Some analysts were surprised when Ryan voted against the deal to temporarily end the shutdown and raise the debt ceiling. They shouldn't have been. While it's true that Ryan -- an enthusiastic backer of the 2008 bank bailout -- is a reliable vote for the agenda of the Wall Street speculators who fund his campaigns, he wasn't going against his political patrons when he joined 143 other House Republicans in voting "no." Rather, the Budget Committee chairman -- who just reported raising more than $1 million in fresh campaign funds in the third quarter of 2013 -- was voting to strengthen his own hand as he steps into the ring for the next stage of an inside-the-Beltway fight that is far from finished.
The deal that ended the shutdown set up a high-stakes conference committee on budget issues. If there is to be a "grand bargain," this is where it will be generated. And Ryan -- the most prominent of the 14 Democrats, 14 Republicans and two independents on the committee -- is in the thick of it.
The Budget Committee chairman says it would be "premature to get into exactly how we're going to" sort out budget issues.
But no one should have any doubts about the hard bargain he will drive for.
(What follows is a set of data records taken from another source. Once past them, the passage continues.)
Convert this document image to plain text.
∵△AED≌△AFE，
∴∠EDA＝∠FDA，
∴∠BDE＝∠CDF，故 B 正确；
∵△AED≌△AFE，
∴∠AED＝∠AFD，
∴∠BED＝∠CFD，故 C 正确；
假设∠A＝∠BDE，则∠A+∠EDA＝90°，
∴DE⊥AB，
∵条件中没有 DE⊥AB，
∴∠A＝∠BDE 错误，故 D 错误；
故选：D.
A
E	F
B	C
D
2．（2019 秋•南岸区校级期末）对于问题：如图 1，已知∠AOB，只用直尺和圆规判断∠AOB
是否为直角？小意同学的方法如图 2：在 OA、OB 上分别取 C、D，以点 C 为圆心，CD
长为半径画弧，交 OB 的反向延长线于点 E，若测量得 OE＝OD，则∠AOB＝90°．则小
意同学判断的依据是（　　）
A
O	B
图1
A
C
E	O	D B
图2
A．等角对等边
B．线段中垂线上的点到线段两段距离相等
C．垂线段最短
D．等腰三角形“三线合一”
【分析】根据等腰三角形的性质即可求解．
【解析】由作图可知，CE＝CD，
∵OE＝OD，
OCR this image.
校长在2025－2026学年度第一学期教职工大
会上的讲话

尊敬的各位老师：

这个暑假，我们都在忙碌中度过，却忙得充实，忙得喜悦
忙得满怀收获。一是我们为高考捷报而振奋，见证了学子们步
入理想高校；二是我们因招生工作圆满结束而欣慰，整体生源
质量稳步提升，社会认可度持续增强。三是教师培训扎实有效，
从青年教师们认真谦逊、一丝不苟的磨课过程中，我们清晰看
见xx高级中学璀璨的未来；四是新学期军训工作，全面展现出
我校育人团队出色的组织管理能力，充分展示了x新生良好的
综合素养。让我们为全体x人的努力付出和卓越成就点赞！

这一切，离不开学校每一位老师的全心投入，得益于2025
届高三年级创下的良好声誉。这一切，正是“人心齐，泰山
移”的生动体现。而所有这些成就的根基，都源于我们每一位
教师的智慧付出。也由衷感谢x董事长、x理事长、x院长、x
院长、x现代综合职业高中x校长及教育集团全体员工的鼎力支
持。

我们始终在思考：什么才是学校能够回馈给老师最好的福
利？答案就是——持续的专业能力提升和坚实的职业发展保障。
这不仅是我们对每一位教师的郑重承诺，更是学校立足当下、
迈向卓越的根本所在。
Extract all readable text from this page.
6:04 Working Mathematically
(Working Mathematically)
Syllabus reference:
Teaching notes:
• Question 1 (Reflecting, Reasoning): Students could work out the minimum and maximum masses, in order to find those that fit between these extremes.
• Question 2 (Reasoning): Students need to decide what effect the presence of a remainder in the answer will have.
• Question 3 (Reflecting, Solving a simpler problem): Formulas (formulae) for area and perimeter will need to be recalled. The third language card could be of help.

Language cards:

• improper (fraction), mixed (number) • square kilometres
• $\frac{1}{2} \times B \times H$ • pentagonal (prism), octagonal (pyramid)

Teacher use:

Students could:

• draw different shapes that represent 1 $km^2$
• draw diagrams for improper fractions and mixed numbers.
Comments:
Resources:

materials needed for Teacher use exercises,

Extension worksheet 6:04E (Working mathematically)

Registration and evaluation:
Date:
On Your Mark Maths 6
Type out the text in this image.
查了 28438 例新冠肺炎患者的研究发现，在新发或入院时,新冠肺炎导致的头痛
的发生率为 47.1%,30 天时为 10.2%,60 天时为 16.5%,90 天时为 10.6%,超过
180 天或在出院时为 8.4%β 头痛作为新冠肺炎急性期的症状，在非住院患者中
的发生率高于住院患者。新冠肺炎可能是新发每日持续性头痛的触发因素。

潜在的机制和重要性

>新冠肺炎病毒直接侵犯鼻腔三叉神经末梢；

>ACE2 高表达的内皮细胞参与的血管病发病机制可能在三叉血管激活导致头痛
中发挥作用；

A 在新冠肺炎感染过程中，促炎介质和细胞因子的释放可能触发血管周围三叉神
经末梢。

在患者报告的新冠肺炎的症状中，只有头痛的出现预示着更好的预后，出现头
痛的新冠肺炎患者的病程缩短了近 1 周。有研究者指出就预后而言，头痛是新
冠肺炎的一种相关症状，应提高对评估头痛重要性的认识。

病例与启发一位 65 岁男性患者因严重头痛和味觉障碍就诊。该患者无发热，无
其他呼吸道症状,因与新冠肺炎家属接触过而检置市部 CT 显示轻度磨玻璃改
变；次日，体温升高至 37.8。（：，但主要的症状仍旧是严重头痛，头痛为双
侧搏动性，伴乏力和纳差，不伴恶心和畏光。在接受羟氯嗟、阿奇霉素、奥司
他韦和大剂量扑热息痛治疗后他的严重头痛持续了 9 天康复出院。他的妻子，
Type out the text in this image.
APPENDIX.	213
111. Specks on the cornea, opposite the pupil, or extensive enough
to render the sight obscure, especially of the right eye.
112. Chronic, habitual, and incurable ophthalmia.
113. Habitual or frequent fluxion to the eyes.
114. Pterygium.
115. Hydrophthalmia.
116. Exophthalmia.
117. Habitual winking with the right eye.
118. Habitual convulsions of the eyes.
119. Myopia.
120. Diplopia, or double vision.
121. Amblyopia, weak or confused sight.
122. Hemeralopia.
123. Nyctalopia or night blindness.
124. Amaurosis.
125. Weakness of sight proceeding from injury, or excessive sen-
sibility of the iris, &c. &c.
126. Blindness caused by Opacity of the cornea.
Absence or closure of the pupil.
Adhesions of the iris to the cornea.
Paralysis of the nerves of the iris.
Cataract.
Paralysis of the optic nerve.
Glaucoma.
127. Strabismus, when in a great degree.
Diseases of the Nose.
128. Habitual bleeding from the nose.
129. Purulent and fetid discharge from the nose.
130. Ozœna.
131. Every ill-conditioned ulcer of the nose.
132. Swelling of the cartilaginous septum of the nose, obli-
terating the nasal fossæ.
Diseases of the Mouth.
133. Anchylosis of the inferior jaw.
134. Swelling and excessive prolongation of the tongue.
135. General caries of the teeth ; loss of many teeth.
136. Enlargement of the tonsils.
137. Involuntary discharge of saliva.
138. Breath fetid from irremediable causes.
In the midst of the shutdown, Ryan jumped the gun by penning a Wall Street Journal op-ed that proposed: "Reforms to entitlement programs and the tax code..."
"Here are just a few ideas to get the conversation started," Ryan wrote. "We could ask the better off to pay higher premiums for Medicare. We could reform Medigap plans to encourage efficiency and cut costs. And we could ask federal employees to contribute more to their own retirement."
Translation: Get ready for the radical reshaping of Medicare so that it is no longer a universal program. Make way for more price-gouging by the private companies that sell supplemental insurance. Launch a new assault on public employees who have already been hit with wage freezes and furloughs.
And Ryan will not stop there.
He never does.
That's why the Democrats on the conference committee -- led by Senate Budget Committee chairman Patty Murray, D-Washington -- must be exceptionally wary.